The dancer of the Royal Ballet School, “ fit and healthy ”, 14, died after contracting a rare form of meningitis during the Christmas holidays in Sardinia
- Valentina Sanna died on New Year’s Day after fighting meningitis.
- The Royal Ballet dancer told her parents she was suffering from a headache.
- The symptoms of the 14-year-old girl got worse and then spent three days in the hospital.
A “ fit and healthy ” dancer from the Royal Ballet School suddenly died on New Year’s Day after contracting a rare form of meningitis during holidays in Sardinia.
Valentina Sanna, who was described as “one of the best in her class,” had told her parents that she had a headache on boxing day.
Crosby’s 14-year-old dancer, Merseyside, died on January 1 after fighting the disease in the hospital for three days.
Valentina, very dear, was described as “extremely kind and extremely beautiful” by her devastated father Alberto.
Valentina Sanna (pictured) was described as “extremely kind and extremely beautiful” by her devastated father Alberto
The 14-year-old dancer (pictured above) was described by her father as “extremely elegant and elegant.”
Dr. Sanna, 48, said he, his wife and two other daughters were devastated, but added that the family had been “lucky to have her for 14 years.”
Valentina was a talented dancer and trained up to six days a week at the Procter Dance Academy in Crosby and her ability led her to earn a place at the Royal Ballet School.
Dr. Sanna, who is a professional musician, said his daughter was “extremely elegant and elegant” and that it was something everyone would notice in her.
‘People noticed how he used to walk on tiptoe in a room. She was very kind and very gentle. We thought she was very musical. She was always perfectly synchronized and was really beautiful. ‘
Valentina shows up in a dancer pose by the pool while on vacation with her family
Far from dancing, Dr. Sanna said that Valentina was academically “one of the best in her class” and that she had a good group of friends.
Dr. Sanna said: ‘She loved and loved her very much. We could not have asked for more, life will be very different without it.
His sudden death came “completely unexpected,” he added.
In addition to this, Valentina extended her grace and donated her organs, saving the lives of four young people.
His father said he relieved his pain by knowing that someone else was getting a new life.
The family had traveled to Sardinia, where the family is from, for their annual Christmas trip before Valentina said she wasn’t feeling well.
He showed flu-like symptoms, Dr. Sanna said, and had complained of having a headache on boxing day.
When her symptoms began to get worse, her family took her to the hospital on December 29.
Dr. Sanna said: “It was clear immediately that this should be treated urgently, so they started immediately with antibiotics.”
Valentina died on New Year’s Day.
Dr. Sanna thanks his friends and family for the support, after the death of his daughter.

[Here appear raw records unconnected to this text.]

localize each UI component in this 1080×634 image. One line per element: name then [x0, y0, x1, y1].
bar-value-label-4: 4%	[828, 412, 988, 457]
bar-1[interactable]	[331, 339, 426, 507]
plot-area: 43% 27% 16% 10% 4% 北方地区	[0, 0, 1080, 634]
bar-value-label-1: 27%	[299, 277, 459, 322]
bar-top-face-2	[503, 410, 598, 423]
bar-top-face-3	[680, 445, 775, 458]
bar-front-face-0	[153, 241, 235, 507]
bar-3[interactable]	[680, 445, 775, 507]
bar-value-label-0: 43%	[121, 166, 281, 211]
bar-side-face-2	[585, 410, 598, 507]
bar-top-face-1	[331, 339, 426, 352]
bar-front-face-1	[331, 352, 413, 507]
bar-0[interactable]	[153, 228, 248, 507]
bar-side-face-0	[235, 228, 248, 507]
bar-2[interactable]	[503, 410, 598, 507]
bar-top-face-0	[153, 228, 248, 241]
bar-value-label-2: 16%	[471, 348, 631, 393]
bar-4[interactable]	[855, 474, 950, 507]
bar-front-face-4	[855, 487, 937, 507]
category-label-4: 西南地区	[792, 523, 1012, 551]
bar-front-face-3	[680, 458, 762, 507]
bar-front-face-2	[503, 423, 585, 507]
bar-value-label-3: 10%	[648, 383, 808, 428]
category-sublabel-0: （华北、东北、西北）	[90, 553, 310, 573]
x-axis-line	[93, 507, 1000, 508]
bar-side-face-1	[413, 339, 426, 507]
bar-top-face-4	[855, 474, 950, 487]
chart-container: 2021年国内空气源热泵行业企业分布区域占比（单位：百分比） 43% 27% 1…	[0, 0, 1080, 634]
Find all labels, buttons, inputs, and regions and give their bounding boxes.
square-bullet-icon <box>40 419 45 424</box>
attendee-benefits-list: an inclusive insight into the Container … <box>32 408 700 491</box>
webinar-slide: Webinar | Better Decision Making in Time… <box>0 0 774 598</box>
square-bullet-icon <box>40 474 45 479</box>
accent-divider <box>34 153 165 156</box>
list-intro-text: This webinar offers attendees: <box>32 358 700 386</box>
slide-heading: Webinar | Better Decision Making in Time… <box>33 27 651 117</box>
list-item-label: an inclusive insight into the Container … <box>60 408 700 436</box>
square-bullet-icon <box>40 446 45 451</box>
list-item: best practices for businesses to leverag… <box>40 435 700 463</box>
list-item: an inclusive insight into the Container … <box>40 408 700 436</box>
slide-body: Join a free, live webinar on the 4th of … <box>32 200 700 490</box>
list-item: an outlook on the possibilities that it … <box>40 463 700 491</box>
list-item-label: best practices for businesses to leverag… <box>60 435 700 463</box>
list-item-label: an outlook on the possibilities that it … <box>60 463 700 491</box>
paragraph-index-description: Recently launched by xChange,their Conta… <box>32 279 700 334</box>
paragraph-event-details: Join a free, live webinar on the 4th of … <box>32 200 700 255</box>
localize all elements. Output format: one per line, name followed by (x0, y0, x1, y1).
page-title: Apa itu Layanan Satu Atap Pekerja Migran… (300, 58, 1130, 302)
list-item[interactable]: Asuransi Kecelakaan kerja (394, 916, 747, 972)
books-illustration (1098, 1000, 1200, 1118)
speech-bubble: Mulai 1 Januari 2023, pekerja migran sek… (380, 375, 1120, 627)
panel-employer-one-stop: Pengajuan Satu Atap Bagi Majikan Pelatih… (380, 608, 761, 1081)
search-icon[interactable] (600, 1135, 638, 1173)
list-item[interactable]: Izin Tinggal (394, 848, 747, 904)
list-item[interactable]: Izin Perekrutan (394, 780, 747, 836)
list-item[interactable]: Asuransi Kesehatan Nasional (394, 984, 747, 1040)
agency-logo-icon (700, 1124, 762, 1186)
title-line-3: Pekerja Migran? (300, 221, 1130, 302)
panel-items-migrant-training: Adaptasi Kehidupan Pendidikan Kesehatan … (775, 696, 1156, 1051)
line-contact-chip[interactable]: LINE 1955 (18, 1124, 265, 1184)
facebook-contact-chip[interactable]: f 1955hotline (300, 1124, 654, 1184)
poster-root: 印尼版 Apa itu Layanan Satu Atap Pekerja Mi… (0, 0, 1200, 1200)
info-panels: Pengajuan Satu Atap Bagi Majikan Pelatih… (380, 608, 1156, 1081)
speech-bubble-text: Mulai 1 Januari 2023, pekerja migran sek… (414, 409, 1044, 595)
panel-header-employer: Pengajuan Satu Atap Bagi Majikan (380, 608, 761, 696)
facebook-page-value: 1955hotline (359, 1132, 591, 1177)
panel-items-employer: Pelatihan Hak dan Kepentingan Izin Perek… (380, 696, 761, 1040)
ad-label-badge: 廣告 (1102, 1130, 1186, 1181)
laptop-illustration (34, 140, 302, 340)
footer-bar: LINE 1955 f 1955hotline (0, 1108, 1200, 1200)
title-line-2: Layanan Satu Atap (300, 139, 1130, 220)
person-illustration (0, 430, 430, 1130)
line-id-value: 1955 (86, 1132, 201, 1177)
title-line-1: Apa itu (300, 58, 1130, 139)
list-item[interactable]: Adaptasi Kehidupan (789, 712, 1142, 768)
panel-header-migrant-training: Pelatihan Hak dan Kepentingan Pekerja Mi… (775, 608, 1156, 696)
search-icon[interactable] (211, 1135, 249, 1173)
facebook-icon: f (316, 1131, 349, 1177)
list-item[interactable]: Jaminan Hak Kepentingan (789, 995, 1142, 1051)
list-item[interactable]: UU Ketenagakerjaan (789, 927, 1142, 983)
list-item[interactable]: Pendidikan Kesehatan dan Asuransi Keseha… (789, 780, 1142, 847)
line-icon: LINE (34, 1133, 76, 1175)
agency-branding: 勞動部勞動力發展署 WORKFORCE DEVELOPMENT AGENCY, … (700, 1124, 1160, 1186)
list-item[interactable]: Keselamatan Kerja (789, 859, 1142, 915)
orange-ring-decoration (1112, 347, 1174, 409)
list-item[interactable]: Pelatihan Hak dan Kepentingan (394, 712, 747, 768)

The family hopes to establish a charity to honor Valentina’s commitment to dance and remember her. They are currently running a Liverpool-based music charity that helps provide free music lessons to young people in the area.
What is meningitis?
Meningitis is the inflammation of the membranes that surround and protect the brain and spinal cord.
Anyone can be affected, but people at risk include people under five, 15 to 24, and over 45.
People exposed to passive smoking or with the suppressed immune system, such as patients receiving chemotherapy, are also at greater risk.
The most common forms of meningitis are bacterial and viral.
Symptoms for both include:
- Pale and stained skin with a rash that does not fade when compressed with a glass.
- Neck stiffness
- Aversion to bright lights
- Fever and cold hands and feet.
- Intense headache
Headache is one of the main symptoms.
Bacterial meningitis requires urgent treatment in the hospital with antibiotics.
About 10 percent of bacterial cases are fatal.
Of those who survive, one in three suffer complications, including brain damage and hearing loss.
Limb amputation is a possible side effect if septicemia (blood poisoning) occurs.
Vaccines are available against certain strains of bacteria that cause meningitis, such as tuberculosis.
The virus rarely endangers life, but it can cause lasting effects, such as headaches, fatigue and memory problems.
Thousands of people suffer from viral meningitis every year in the United Kingdom.
The treatment focuses on hydration, pain relievers and rest.
Although it is not effective, antibiotics can be given when patients arrive at the hospital in case they suffer the bacterial form of the disease.